Haben Männer Angst vor ihren Kindern oder vor dem Alltag?

Vielleicht gehört der Thread eher ins Partnerschaftsforum, aber hier sind so viele Väter und deren Meinung interessiert mich ganz besonders.

Letztens hatte ich mit verschiedenen Frauen Gespräche über die Rolle der Männer in der Familie. Und nun bin ich echt ins Grübeln gekommen.

Und mich läßt das Gefühl nicht los, daß die Männer Angst vor dem Alltag mit den Kindern haben.

Gern fange ich mit meinem eigenen an. Bei ihm habe ich zunehmend den Eindruck, daß seine häusliche Betriebsamkeit (er macht wahnsinnig viel im Haushalt und Garten und das finde ich ja auch gut!!) eine Art "Flucht" vor den Kindern (Jungs, 5 und 9) ist. Es ist für ihn wirklich ein großer Schritt, mal mit den Kindern was zu spielen (zumal er immer noch genauso schlecht verlieren kann, wie die Jungs). Was er besser kann, ist, die Jungs in Hausarbeiten einbeziehen. So hat jetzt der Lütte zusammen mit Papa seinen alten Roller geputzt.

Bei vielen anderen Männern (SEHR eingespannt im Job, die ganze Woche unterwegs, nur am Wochenende zu Hause, und dann wird viel unternommen) finde ich, ist es so richtig das "alte" Rollenschema.
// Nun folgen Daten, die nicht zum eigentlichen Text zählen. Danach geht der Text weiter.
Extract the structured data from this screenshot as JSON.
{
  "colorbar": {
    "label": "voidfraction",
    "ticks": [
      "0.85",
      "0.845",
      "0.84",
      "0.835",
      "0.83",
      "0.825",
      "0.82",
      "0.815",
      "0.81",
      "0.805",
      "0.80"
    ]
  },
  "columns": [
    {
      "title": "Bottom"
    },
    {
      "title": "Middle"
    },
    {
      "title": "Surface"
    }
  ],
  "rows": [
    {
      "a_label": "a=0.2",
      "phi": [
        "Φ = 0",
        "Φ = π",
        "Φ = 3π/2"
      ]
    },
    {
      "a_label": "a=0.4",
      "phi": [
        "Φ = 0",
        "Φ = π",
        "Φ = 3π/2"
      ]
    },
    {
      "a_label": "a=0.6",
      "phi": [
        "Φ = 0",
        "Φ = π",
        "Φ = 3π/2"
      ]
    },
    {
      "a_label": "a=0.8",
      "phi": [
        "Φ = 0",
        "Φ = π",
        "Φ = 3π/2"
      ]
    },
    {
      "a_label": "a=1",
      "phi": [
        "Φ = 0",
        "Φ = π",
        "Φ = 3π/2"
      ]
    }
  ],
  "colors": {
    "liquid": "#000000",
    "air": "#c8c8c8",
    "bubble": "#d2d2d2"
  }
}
Papa verdient das Geld und Mama hält ihm den Rücken frei. Und am Wochenende - bitte keinen Alltag. Ist wahnsinnig überspitzt, ich weiß. Aber, so lebt es sich leicht!!!

Da fehlt dann nicht mehr viel zum "Wochenendvater", der an seinen Besuchswochenenden mit den Kindern Halligalli macht und für die Probleme des Alltags ist Mama allein zuständig.

Ich frage mich nur, ob das jetzt "ganz normal" ist für die Väter. Ich kenne wirklich nur ganz ganz wenige, die sich tatsächlich auch ohne "Not" um den Alltag der Kinder kümmern.

Trini

 
13 Antworten:

Was verstehst Du unter Alltag ?

Antwort von Schwoba-Papa am 19.04.2006, 8:56 Uhr

Ich kenne Väter die haben mittags ab 15.30 Uhr frei und welche die arbeiten 10 Stunden täglich ! Also sind erstmal die Grundvoraussetzungen zu beachten !

Ein Unterschied sehe ich auch in der Entlastung des Partners am Wochenende und im Umgang mit den Kindern. Soll Papa nun im Haushalt mithelfen oder sich um die Kids kümmern oder beides ?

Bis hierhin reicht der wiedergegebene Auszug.